Девушка(Пассажиру). А сегодня?.. Сегодня тоже?
Пауза.
Я
всегда была стервой. А когда увидела себя в однокомнатной квартире, чистенькой, уютной, когда обнаружила, что могу шить, умею готовить, и когда поняла, что стерву тоже могут любить, — тут я очень удивилась. До сих пор я выжигала в себе все, что видела в других людях, чтобы не быть на них похожей. То есть все, за что можно любить девушку. Если мне нравился парень, я старалась переспать с его другом. Родителей обижала по-всякому, а бабушку, которая была мне самым близким человеком, так пугала до смерти. Лягу и зову, она бежит, а я ей говорю, выпила двадцать таблеток димедрола, говорю, и пустую упаковку показываю, бабка ревет, причитает, да так, что и я начинала верить, что умру, и мне становилось себя жалко, не бабку — себя. И вот только когда бабка умерла по-настоящему, я поняла, что к жизни была прилеплена через нее. Это она изгнала из меня стерву, и я смогла стать почти нормальным человеком.
Попутчик. Почти?..
Девушка. Оболочка все-таки осталась моей.
Жена. Не такая уж плохая оболочечка…
Девушка. О, вы не видели мою бабушку!
Пауза.
Пассажиресторону Таксиста, сидящего в машине). А ты чего молчишь? Смотри, все разговорились…
Таксист. Ненавидите меня?
Жена. Ты о чем?
Пассажир. Что я, не вижу…
Сидящие на скамейках встают и подходят к машине.
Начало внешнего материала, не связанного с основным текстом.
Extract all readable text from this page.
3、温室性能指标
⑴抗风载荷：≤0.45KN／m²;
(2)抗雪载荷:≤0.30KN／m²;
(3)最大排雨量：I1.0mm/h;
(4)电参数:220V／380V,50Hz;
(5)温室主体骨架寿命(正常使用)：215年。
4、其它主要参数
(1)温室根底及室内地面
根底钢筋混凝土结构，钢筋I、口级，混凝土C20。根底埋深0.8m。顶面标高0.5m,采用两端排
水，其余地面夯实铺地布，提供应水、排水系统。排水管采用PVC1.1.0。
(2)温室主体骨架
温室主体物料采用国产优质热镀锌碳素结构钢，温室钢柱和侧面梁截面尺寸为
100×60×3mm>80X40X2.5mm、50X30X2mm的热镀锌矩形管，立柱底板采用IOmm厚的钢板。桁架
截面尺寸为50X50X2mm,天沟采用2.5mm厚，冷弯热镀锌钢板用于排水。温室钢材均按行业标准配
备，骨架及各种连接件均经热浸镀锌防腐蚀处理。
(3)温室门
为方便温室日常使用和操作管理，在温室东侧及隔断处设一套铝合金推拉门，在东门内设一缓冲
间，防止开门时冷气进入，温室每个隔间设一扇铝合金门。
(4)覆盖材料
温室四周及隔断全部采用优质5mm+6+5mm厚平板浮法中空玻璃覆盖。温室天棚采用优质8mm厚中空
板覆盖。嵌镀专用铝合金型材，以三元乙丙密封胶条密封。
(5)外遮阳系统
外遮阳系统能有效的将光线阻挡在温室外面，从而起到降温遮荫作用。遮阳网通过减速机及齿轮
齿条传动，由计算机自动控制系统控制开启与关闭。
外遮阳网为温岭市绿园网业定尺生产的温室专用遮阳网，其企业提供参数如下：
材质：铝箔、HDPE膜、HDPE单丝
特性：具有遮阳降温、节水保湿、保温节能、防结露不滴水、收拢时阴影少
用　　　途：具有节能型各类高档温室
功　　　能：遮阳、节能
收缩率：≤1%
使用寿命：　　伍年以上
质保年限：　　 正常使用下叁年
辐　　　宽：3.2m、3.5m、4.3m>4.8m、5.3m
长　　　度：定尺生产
Попутчик. Старик, ты чего?..
Таксист. Ненави-и-и-дите.
Жена. Так хорошо катались…
Девушка. И сидели. Деревья высокие… Ветер шумит в листьях… Я свою дорогую бабушку вспомнила.
Таксист. Издева-а-а-етесь.
Жена. Это почему же?
Таксист. Съесть меня готовы.
Пассажир. Успокойся, парень, да.
Попутчик. У нас автомобильная прогулка или что?
Таксист(стучит по рулю). Зачем я сижу в этой железной коробке на колесах?!.. Зачем вожу туда, сюда?..
Пассажир. За деньги.
Таксист. Какие деньги!.. Два часа вас катаю, никто еще ни копейки не заплатил.
Попутчик. Хочешь сказать — ни цента.
Таксист(захлопывая дверцу машины). Все! Концерт окончен. Роман прочитан. Оказалось сплошное дерьмо! Блевотина!..
Девушка. Не ори!.. Ты чистенький, да? Чистенький?
Пассажир. Надоел!.. Вместе со своим Есениным.
Таксист. Отойдите от машины! (Включает зажигание.)
Попутчик. Остынь.
Пассажир. Нас четверо. Сейчас раскурочим твою тачку ко всем чертям.
Таксист. Вы мне угрожаете?
Пассажир. Да кто ты такой есть? Водила… (Поднимает с земли палку.)